I am appalled that our economics department sponsored this event without allowing for critical follow up.  When controversy arises around a lecture that the school endorses, it is no coincidence that administrators stand up against all opposition to defend the academic freedom of hate filled white men as they have with Levine and with Charles Murray back in 2007.  This support only occurs because of the privilege that works to bring these lecturers here in the first place.  Undeniably the demographics of lecturers we bring to campus and the topics they present on are not nearly as diverse as they should be as a result of the biases of the faculty who recommend them.

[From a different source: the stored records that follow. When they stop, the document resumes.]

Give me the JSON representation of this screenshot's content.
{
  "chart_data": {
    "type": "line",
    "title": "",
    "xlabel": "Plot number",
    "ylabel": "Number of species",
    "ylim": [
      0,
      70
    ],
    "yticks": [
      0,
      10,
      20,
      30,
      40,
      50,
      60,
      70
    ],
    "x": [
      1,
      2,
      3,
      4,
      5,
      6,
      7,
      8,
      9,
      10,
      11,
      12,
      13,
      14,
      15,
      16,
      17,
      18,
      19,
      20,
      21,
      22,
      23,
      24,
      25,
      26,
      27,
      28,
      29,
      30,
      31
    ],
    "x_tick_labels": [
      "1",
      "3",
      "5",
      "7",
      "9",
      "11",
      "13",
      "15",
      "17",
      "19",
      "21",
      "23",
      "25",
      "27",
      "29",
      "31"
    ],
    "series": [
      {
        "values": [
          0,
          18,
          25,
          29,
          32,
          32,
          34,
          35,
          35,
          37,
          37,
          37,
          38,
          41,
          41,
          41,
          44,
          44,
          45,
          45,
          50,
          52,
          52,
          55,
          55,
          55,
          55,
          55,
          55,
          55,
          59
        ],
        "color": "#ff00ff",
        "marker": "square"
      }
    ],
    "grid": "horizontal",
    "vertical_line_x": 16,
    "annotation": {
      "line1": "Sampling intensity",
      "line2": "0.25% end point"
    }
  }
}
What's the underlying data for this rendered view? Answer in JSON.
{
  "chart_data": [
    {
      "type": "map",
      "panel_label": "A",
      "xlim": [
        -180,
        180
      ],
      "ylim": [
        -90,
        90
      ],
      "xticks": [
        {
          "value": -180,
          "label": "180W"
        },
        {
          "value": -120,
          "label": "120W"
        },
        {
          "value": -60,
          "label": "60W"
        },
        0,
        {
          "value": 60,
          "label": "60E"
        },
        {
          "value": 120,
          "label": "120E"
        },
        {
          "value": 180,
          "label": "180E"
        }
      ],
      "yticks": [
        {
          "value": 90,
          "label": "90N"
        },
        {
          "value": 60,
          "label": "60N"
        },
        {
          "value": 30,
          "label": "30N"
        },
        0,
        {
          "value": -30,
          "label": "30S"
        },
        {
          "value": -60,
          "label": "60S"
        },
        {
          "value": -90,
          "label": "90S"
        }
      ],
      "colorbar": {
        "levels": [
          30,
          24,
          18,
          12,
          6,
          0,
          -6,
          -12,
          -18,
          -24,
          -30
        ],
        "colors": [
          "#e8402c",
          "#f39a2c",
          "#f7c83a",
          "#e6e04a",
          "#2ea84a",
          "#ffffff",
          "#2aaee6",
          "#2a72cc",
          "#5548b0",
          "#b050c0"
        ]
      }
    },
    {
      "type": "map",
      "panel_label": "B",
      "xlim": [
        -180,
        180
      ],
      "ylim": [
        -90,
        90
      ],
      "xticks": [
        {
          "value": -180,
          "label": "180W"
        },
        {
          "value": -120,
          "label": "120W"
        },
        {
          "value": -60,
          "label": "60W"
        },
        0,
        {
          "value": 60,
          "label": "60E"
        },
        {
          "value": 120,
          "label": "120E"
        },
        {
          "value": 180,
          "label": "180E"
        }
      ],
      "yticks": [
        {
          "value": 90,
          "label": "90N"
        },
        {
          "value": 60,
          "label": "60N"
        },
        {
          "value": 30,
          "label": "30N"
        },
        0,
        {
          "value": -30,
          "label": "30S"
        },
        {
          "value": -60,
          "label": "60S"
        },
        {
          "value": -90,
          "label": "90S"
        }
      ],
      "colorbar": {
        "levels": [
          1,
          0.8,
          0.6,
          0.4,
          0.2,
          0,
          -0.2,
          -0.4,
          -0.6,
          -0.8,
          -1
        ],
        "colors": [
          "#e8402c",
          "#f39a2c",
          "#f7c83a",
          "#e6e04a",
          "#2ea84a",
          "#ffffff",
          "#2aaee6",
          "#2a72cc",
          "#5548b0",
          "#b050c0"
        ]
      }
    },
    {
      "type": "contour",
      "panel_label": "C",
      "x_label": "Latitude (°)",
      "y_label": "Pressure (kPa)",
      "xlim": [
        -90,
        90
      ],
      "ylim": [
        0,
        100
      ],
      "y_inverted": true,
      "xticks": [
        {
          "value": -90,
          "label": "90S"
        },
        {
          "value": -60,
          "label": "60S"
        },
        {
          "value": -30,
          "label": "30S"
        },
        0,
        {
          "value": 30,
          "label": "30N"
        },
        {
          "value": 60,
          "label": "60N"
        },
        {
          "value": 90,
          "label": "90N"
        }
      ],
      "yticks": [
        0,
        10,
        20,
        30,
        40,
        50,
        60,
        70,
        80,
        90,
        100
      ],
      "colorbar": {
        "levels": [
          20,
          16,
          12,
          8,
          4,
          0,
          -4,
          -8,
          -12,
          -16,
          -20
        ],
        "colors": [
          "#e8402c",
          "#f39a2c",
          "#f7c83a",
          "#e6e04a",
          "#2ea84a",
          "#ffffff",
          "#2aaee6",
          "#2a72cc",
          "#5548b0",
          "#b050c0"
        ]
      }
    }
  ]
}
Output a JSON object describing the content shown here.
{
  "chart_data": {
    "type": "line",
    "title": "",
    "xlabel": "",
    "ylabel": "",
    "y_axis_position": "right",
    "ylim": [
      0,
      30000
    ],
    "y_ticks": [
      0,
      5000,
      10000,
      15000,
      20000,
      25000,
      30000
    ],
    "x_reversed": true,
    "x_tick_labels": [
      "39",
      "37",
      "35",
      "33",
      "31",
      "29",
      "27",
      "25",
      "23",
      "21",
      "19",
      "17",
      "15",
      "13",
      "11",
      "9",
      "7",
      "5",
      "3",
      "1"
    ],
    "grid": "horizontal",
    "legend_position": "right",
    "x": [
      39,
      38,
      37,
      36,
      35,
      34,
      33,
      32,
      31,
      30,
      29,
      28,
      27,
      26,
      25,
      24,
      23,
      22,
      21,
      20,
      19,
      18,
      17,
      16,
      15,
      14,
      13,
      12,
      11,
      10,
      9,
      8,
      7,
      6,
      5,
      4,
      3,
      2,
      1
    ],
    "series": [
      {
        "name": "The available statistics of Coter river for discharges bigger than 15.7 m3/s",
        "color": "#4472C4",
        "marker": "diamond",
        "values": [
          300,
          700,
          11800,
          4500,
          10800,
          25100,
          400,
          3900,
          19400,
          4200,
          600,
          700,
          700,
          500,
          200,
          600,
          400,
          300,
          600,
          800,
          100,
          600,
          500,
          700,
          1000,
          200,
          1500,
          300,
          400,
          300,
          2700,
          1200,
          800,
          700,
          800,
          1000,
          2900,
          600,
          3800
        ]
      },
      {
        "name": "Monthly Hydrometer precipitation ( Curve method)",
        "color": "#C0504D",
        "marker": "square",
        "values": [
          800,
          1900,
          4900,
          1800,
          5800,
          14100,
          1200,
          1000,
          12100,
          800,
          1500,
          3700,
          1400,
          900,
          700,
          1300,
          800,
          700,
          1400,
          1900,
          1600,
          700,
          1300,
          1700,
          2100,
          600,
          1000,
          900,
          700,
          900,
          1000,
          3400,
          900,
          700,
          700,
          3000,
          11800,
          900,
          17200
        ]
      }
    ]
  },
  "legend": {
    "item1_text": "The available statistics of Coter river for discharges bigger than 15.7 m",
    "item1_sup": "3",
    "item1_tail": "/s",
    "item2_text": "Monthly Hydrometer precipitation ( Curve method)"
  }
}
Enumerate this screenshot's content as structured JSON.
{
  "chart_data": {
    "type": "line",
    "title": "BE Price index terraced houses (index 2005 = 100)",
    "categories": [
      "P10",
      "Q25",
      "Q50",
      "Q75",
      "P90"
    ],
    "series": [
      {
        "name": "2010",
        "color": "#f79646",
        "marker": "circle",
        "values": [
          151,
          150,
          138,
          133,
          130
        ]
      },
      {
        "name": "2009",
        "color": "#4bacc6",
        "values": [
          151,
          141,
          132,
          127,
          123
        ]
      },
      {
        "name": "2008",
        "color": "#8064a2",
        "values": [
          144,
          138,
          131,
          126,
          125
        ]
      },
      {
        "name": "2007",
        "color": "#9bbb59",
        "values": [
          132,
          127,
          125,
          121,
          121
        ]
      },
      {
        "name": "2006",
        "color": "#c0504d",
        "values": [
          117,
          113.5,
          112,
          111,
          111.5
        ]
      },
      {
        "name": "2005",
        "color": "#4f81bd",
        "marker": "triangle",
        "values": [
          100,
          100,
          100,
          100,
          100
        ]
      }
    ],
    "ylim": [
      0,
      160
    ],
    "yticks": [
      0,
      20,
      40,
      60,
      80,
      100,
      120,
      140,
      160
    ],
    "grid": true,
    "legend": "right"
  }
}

I am certainly for academic freedom, but we cannot freely support those who spew from a platform.  We must rather be committed to those who contribute in conversation with our academic community; those who welcome challenges and see exchange as an essential foundation of healthy debate.  The unwavering defense of Levine by our administration could not be more problematic because of the ways in which he reduced dialogue simply to monologue by not opening himself up to critique.  We have learned an incredible amount from the Levine event about our school’s immensely absurd structural privileging of dominant white masculinity and failure to challenge it.

Dean Collado suggested to me that I should not neglect to acknowledge that there very well may have been faculty in the economics department who objected to Levine and the premise of his talk.  I did not deny this could have been the case; however, what I did do is point out that it does not matter if a fellow faculty member questions the endorsement of a departmental sponsored event because ultimately the only people who will actually be listened to are the tenured professors who are disproportionately white men.  Our junior faculty members are trampled on and this is just a further layer of the multidimensional oppression our institution is invested in.

To change the patriarchy and white supremacy to which Middlebury College is committed, we must all acknowledge its presence.  We must come to recognize our situational position within power structures to be able to challenge it and shape it more justly.  None of our departments are objective and our administration must let go of similar assumptions regarding its policy.  Levine’s lecture picked a nasty scab, opening a wound that will never heal until we establish structural change in the oppressive institution of Middlebury College that challenges the privileges it maintains so that it truly supports the elements necessary for lively discourse in the academic community we must strive to be.